Not really. Your consideration is biased.

(2) The efficiency of writing is mostly improved through new technologies, not the way you've acclaimed

Computerization or AI technologies have revolutionized the way of writing, bestowing it with far better efficiency than yours.

Undeniably, the spirit of your trying to rebel the writing traditions ought to be encouraged. But the BETTER SCIENCE is the right direction to make our English writing more efficient.








0 Replies
 
JTT
 
  1  
Reply Mon 9 May, 2011 10:59 am
@OmSigDAVID,
A 100 page thesis isn't necessary, David.
OmSigDAVID
 
  1  
Reply Tue 10 May, 2011 12:03 am
@JTT,
JTT wrote:
A 100 page thesis isn't necessary, David.
I was out of town for a while.

I will address your concerns.





David
0 Replies
 
MontereyJack
 
  1  
Reply Tue 10 May, 2011 12:37 am
Oristar, whatever you do, do NOT try to learn English from OmSigDavid, or you'll end up sounding like the most pedantic dickhead in the world.
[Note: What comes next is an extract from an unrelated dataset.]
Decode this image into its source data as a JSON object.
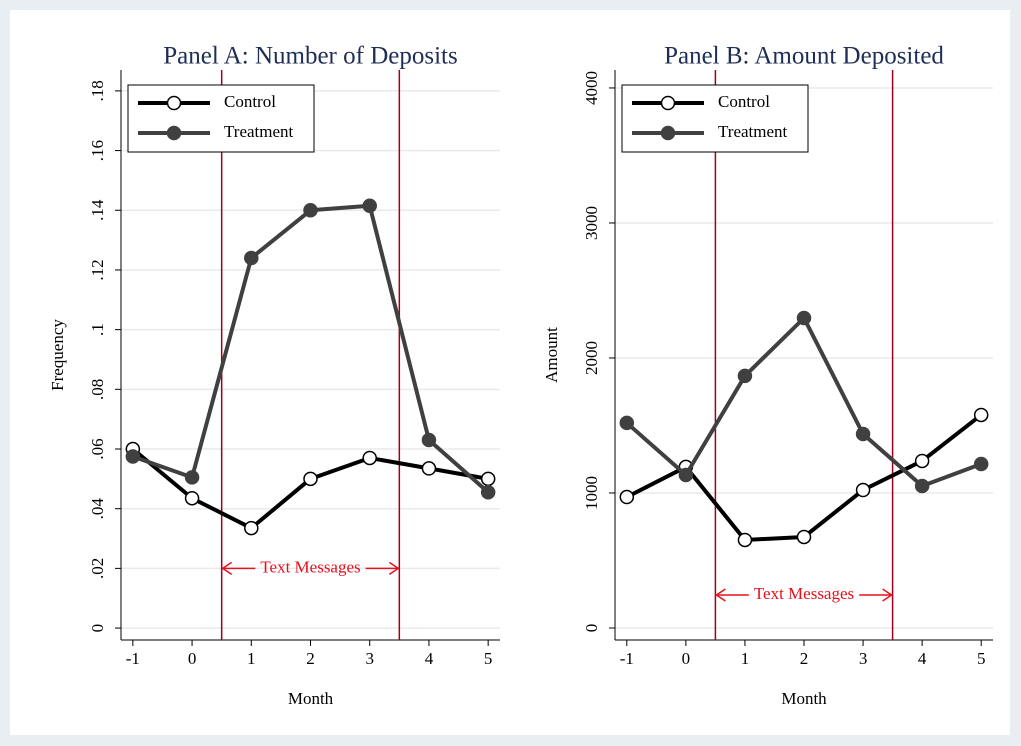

But I think you know that already.

David, your comparison of English to Spanish founders on one difficulty you have never even thought about addressing. Spanish has only about 28 phonemes, And it has the 26 letters of the Roman alphabet and a couple combinations and the tilde to represent them. In particular it has five vowel sounds and five vowel letter. English, on the other hand, has around 45 phonemes, and about a dozen of those are vowels. But it only has the same 26 letters and five vowel letters to represent more than half again as many sound. If you want phonetic spelling, you're gonna have to invent a whole lot more letters (or you could of course use the IPA which already can represent all our phonemes and 80 or so others that other languages select from. But you have no idea how to actually do phonetics, so all we get from you is an inconsistent hash).
MontereyJack
 
  1  
Reply Tue 10 May, 2011 12:43 am
Ori, I've thought about it (and skipped a couple pages of replies), but it seems to me whoever said that "would" is normally pronounced with a schwa (like the a in sofa) is pretty much right. It seems to me there's kind of an increasing degree of formality (or emphasis) involved here. As people have pointed out, probably the most conversational is the contracted "I'd" form. If we're talking just about as informally but for some reason want a "would" in the sentence it'd be "w-schwa-d". If we're being very precise, or formal, or really want to stress it, it would be "wood"/
OmSigDAVID
 
  1  
Reply Tue 10 May, 2011 04:49 am
@MontereyJack,
MontereyJack wrote:
Oristar, whatever you do, do NOT try to learn English from OmSigDavid, or you'll end up sounding like the most pedantic dickhead in the world. But I think you know that already.

David, your comparison of English to Spanish founders on one difficulty you have never even thought about addressing. Spanish has only about 28 phonemes, And it has the 26 letters of the Roman alphabet and a couple combinations and the tilde to represent them. In particular it has five vowel sounds and five vowel letter. English, on the other hand, has around 45 phonemes, and about a dozen of those are vowels. But it only has the same 26 letters and five vowel letters to represent more than half again as many sound. If you want phonetic spelling, you're gonna have to invent a whole lot more letters (or you could of course use the IPA which already can represent all our phonemes and 80 or so others that other languages select from. But you have no idea how to actually do phonetics, so all we get from you is an inconsistent hash).
Many times have I said that my (admittedly inconsistent)
rendition will NOT be the final fonetic product.
I leave that to future fonetic lexicografers,
but what I can do now is show easier n faster ways to spell,
each of which is closer to being fonetic than the obsolete atavistic Germanic form
that it seeks to replace; i.e., I can go for the low-hanging fruit,
in contrast to your implicit argument that I shoud spell the old, worse way,
UNLESS I can render PERFECT fonetic spelling.

Accordingly, I show that the word enuf shoud not be spelled enough,
nor shoud tho be spelled thoUGH.

Once in a while I get hit in the head with an idea for something new,
but I bear in mind that posting in these Internet fora,
I need to keep it reasonable, not tediously difficult,
ESPECIALLY not when debating matters of great emotional controversy.